Soit 15 % de moins que dans un sondage similaire réalisé il y a quatre ans, ce qui « montre bien le basculement en cours dans l’opinion des jeunes », selon le Gis « avenir élevage ».

L’enquête a permis de dresser quatre profils de lycéens.

(©Gis « avenir élevage »)

« Les insatisfaits regroupent une majorité de filles. Ils se sentent très concernés par le bien-être animal, ont une mauvais image de l’élevage et prônent son abandon, explique le groupe de travail « enseigner l’élevage ». Les omnivores insatisfaits déplorent l’impact négatif de l’élevage, surtout sur l’environnement. Ils souhaitent malgré tout son maintien à condition d’améliorer les pratiques. Les satisfaits sont conscients de tous les services rendus par l’élevage. »

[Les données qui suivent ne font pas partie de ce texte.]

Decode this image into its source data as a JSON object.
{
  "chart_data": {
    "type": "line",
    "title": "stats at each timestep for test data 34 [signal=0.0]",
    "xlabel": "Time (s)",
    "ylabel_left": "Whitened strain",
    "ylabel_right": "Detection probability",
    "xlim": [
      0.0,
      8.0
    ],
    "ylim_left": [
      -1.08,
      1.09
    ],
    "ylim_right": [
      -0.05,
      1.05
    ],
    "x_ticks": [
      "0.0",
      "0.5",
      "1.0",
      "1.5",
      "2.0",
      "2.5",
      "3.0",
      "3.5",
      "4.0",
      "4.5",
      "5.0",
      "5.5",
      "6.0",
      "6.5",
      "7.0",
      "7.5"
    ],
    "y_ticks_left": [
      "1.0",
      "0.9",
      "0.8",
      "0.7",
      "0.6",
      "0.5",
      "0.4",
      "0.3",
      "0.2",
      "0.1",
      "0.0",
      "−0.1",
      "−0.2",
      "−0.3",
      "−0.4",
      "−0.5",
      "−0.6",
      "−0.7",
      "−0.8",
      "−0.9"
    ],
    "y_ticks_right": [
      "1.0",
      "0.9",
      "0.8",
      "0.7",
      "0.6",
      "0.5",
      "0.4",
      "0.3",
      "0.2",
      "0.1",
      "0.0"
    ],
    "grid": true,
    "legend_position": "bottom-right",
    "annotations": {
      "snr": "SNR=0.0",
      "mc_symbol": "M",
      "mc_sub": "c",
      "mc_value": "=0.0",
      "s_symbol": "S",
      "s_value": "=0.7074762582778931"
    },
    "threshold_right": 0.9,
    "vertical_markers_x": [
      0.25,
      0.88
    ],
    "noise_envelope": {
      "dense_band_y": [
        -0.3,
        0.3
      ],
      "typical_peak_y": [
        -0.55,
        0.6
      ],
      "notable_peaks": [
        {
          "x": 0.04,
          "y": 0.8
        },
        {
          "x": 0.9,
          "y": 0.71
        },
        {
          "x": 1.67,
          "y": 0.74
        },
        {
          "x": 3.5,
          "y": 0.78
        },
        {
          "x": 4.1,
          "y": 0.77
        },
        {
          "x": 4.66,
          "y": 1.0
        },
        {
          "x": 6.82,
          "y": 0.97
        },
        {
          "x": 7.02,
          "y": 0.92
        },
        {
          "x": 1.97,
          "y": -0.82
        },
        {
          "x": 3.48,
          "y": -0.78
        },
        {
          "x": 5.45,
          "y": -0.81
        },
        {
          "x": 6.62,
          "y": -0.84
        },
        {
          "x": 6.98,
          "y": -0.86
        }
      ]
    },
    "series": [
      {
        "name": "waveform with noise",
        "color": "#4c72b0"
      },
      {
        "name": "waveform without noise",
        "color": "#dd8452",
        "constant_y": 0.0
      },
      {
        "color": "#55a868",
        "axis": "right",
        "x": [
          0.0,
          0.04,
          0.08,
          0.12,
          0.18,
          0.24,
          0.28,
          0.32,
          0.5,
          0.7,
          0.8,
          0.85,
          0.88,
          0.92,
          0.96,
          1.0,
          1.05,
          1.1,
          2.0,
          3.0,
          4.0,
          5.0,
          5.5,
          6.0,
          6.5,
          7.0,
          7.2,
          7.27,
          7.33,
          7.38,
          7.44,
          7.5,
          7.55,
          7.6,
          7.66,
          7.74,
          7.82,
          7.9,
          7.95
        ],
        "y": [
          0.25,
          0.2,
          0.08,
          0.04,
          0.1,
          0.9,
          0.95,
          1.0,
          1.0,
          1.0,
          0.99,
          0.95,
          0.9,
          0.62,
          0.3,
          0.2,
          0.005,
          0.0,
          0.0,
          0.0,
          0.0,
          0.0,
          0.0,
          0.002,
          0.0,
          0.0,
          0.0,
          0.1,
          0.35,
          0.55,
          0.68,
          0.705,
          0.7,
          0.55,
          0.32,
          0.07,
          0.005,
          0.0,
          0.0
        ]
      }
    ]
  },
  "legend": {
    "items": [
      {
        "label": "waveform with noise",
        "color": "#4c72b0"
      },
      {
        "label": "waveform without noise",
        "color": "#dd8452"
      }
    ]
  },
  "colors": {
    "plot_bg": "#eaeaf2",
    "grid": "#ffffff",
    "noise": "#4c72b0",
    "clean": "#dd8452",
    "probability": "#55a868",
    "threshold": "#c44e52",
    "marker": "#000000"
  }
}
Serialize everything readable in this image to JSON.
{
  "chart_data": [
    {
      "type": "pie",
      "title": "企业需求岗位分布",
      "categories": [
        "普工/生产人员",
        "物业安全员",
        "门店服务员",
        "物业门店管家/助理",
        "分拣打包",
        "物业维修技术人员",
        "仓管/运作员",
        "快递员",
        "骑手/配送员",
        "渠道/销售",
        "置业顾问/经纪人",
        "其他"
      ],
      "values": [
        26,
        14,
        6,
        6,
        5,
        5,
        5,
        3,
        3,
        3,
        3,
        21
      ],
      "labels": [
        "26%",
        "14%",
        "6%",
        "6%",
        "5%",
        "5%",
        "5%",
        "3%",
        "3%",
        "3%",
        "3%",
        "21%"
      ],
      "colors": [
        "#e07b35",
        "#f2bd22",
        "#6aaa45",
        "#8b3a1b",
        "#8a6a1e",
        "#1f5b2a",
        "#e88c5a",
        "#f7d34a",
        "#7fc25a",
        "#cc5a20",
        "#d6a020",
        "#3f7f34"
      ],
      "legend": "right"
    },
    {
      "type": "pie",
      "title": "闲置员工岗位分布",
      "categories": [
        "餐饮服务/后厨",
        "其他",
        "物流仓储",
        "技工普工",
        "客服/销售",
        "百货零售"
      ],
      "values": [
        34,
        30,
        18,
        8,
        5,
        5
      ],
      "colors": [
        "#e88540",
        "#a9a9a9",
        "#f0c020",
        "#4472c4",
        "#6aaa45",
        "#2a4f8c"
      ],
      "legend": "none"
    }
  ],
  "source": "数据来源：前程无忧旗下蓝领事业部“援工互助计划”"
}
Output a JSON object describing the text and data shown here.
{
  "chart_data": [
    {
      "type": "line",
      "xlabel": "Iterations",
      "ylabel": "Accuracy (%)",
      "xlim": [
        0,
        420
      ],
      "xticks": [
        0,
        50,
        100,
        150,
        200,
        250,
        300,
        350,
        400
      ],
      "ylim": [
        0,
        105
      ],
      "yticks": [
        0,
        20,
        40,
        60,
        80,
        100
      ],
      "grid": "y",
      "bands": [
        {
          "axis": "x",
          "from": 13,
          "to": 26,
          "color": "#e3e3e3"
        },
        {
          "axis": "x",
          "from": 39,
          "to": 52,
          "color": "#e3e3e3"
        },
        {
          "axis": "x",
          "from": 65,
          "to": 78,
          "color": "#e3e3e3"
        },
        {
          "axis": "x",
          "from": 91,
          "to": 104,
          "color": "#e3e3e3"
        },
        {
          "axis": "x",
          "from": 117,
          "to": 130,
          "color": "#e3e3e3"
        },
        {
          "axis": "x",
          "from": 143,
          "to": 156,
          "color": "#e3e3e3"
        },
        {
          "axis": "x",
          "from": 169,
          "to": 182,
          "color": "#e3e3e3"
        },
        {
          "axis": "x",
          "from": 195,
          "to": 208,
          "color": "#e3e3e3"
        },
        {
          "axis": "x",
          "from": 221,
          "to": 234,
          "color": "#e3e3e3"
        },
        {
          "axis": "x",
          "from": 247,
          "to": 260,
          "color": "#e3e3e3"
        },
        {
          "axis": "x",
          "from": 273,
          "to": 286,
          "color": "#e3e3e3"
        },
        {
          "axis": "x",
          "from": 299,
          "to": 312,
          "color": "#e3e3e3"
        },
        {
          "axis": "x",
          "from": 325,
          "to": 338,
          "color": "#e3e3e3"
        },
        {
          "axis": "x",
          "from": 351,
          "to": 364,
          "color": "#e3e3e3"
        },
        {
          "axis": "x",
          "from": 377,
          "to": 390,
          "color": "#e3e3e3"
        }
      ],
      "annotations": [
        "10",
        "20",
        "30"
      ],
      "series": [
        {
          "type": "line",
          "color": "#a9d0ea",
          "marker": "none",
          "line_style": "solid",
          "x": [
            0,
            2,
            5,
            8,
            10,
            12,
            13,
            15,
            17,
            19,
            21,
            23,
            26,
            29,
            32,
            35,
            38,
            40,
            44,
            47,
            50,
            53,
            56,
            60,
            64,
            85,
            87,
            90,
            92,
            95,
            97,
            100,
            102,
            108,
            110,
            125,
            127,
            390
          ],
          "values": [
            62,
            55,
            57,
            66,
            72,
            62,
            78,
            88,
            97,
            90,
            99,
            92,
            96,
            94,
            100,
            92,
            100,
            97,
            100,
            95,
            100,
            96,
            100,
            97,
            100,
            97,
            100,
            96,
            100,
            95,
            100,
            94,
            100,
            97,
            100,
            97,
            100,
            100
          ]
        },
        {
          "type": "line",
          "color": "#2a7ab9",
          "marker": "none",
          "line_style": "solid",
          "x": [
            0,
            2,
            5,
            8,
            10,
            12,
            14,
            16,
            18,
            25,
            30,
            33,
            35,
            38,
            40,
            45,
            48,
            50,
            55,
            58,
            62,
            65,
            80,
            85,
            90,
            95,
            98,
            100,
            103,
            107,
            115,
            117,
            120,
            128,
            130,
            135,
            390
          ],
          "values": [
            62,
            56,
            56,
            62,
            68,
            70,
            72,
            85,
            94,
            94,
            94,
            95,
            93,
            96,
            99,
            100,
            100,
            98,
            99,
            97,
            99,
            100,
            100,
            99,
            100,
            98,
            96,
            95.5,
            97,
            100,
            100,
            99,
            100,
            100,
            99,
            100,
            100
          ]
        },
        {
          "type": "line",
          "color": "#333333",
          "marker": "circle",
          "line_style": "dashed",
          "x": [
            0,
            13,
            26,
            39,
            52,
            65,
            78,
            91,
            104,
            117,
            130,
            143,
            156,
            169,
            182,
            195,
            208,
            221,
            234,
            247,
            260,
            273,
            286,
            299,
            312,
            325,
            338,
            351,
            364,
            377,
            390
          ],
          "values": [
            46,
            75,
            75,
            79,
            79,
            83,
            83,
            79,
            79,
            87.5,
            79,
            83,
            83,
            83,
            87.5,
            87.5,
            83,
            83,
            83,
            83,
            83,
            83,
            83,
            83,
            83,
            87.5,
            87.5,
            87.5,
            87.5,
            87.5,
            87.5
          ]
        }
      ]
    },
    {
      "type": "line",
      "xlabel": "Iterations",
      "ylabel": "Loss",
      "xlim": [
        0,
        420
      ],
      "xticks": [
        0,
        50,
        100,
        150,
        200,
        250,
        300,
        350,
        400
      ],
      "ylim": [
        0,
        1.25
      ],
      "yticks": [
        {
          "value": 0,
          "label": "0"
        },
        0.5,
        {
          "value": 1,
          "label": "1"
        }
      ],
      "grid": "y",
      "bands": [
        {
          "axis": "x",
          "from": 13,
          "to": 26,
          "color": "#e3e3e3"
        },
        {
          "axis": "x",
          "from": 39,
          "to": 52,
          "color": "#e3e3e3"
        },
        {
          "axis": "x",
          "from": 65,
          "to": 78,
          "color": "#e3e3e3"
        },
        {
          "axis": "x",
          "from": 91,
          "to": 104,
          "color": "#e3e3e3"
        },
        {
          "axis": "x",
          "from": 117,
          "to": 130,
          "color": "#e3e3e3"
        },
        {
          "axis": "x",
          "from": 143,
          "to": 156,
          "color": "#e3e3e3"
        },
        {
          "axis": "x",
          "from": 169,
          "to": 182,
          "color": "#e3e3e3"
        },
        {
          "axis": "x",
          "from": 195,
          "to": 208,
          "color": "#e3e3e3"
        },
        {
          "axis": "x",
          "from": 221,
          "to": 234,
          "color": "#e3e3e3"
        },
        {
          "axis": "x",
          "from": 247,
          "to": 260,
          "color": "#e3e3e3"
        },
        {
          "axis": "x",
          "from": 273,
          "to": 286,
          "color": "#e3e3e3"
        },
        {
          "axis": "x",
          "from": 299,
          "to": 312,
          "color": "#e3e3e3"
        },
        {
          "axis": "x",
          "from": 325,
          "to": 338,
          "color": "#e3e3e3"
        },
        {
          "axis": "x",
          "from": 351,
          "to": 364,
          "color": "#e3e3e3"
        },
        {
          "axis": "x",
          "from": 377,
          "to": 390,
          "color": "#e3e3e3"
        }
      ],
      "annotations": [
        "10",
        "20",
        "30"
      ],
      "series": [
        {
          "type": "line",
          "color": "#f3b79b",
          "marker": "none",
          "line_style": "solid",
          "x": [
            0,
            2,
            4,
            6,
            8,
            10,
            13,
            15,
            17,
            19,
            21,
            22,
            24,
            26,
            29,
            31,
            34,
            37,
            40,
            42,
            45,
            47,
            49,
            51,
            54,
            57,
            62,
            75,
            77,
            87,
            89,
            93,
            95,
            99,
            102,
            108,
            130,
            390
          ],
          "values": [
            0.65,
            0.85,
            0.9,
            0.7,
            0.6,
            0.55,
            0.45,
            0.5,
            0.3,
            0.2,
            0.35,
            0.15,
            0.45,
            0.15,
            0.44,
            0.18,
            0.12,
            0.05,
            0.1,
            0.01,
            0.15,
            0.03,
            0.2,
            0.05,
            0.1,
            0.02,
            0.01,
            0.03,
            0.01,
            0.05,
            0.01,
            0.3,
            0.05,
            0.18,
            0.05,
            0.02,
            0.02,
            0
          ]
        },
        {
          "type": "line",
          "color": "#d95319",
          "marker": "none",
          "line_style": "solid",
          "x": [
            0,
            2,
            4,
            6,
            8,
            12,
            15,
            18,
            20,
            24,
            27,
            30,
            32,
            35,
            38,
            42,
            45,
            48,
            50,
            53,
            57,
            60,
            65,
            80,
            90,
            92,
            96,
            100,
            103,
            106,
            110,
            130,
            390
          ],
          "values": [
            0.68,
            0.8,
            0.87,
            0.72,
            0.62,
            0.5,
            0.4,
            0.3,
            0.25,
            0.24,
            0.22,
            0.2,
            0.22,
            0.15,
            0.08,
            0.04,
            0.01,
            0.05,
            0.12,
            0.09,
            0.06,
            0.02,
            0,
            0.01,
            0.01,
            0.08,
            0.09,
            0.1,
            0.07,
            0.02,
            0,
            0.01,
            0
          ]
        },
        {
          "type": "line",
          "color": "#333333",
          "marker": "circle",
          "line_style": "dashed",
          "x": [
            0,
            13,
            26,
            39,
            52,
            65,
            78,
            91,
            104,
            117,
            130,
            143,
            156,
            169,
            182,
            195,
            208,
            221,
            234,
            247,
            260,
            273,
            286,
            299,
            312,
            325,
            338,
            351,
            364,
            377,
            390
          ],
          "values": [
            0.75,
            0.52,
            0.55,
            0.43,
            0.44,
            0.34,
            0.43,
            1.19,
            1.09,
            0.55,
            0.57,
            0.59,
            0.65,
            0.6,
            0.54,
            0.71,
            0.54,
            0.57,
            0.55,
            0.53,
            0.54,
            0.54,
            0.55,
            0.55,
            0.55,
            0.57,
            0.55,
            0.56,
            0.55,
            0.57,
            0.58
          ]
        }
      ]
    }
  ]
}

Ainsi, ces différentes études confirment l’intérêt de faire évoluer l’enseignement de l’élevage dans les filières générales, tant elles ont mis en exergue d’importantes lacunes au niveau des programmes et des manuels, influençant logiquement la perception des productions animales chez les professeurs et les élèves. Rien n’est perdu pour autant : plusieurs enseignants et lycéens semblent plutôt favorables à une approche plus réaliste et impartiale.